Dizer “vou à igreja” ou "sou religioso", tornou-se, para muitas pessoas, um selo automático de virtude. Como se a simples frequência a um templo fosse suficiente para garantir caráter, bondade e retidão moral. Mas a pergunta que precisa ser feita é direta e incômoda: e daí? O que muda, de fato, quando alguém se identifica como seguidor de uma religião, que vai à igreja, mas continua sendo preconceituoso, desleal, desonesto e indiferente à dor do outro?

Ir à igreja, por si só, não transforma ninguém. Bancos, paredes e rituais não têm poder mágico de alterar comportamentos. A fé que não se traduz em atitudes é apenas discurso. De que adianta cantar louvores se, fora dali, a pessoa humilha, discrimina, mente, explora e julga? De que vale levantar as mãos em oração e, logo depois, fechar os olhos para a injustiça ou justificar o ódio em nome de crenças religiosas?

A espiritualidade autêntica começa no caráter. Ela se manifesta na forma como alguém trata quem pensa diferente, quem tem menos poder, quem erra. Não existe coerência em defender valores religiosos e, ao mesmo tempo, sustentar racismo, machismo, homofobia ou qualquer outro tipo de preconceito. Não há fé verdadeira onde falta empatia. Não há Deus no coração de quem usa a religião para se sentir superior ou para atacar o próximo.

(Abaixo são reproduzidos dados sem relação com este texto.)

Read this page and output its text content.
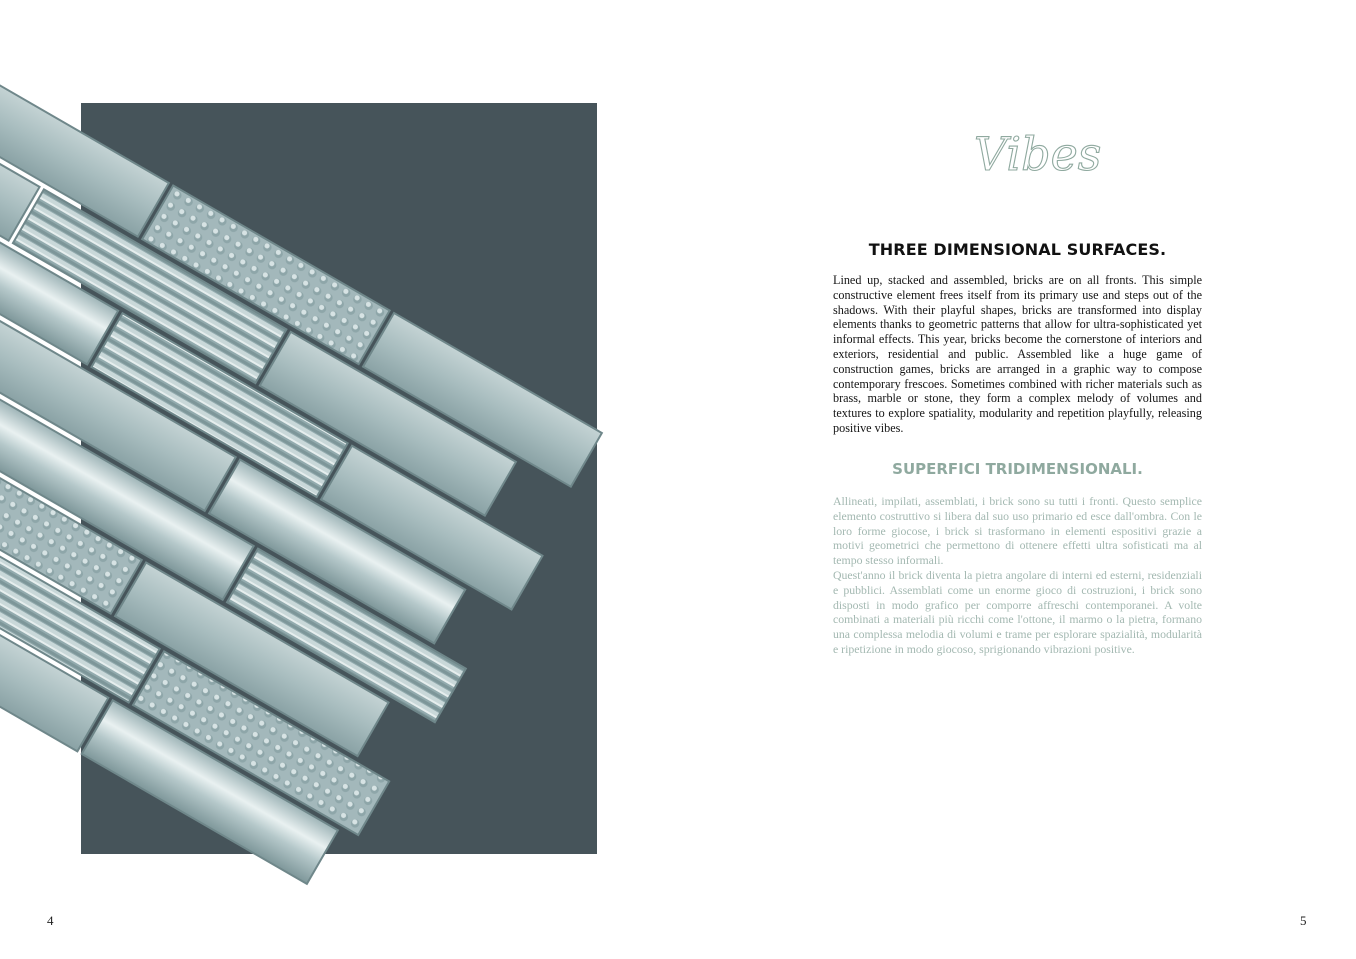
Vibes
THREE DIMENSIONAL SURFACES.

Lined up, stacked and assembled, bricks are on all fronts. This simple constructive element frees itself from its primary use and steps out of the shadows. With their playful shapes, bricks are transformed into display elements thanks to geometric patterns that allow for ultra-sophisticated yet informal effects. This year, bricks become the cornerstone of interiors and exteriors, residential and public. Assembled like a huge game of construction games, bricks are arranged in a graphic way to compose contemporary frescoes. Sometimes combined with richer materials such as brass, marble or stone, they form a complex melody of volumes and textures to explore spatiality, modularity and repetition playfully, releasing positive vibes.

SUPERFICI TRIDIMENSIONALI.

Allineati, impilati, assemblati, i brick sono su tutti i fronti. Questo semplice elemento costruttivo si libera dal suo uso primario ed esce dall'ombra. Con le loro forme giocose, i brick si trasformano in elementi espositivi grazie a motivi geometrici che permettono di ottenere effetti ultra sofisticati ma al tempo stesso informali.
Quest'anno il brick diventa la pietra angolare di interni ed esterni, residenziali e pubblici. Assemblati come un enorme gioco di costruzioni, i brick sono disposti in modo grafico per comporre affreschi contemporanei. A volte combinati a materiali più ricchi come l'ottone, il marmo o la pietra, formano una complessa melodia di volumi e trame per esplorare spazialità, modularità e ripetizione in modo giocoso, sprigionando vibrazioni positive.

4	5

Muitos transformaram a ida à igreja em um álibi moral: “eu vou, logo estou certo”. Isso é perigoso. A religião passa a ser usada como escudo para evitar a autocrítica e como arma para julgar os outros. Mas nenhuma tradição espiritual séria ensina isso. O centro de qualquer fé deveria ser a transformação interior, a responsabilidade ética e o compromisso com o bem comum.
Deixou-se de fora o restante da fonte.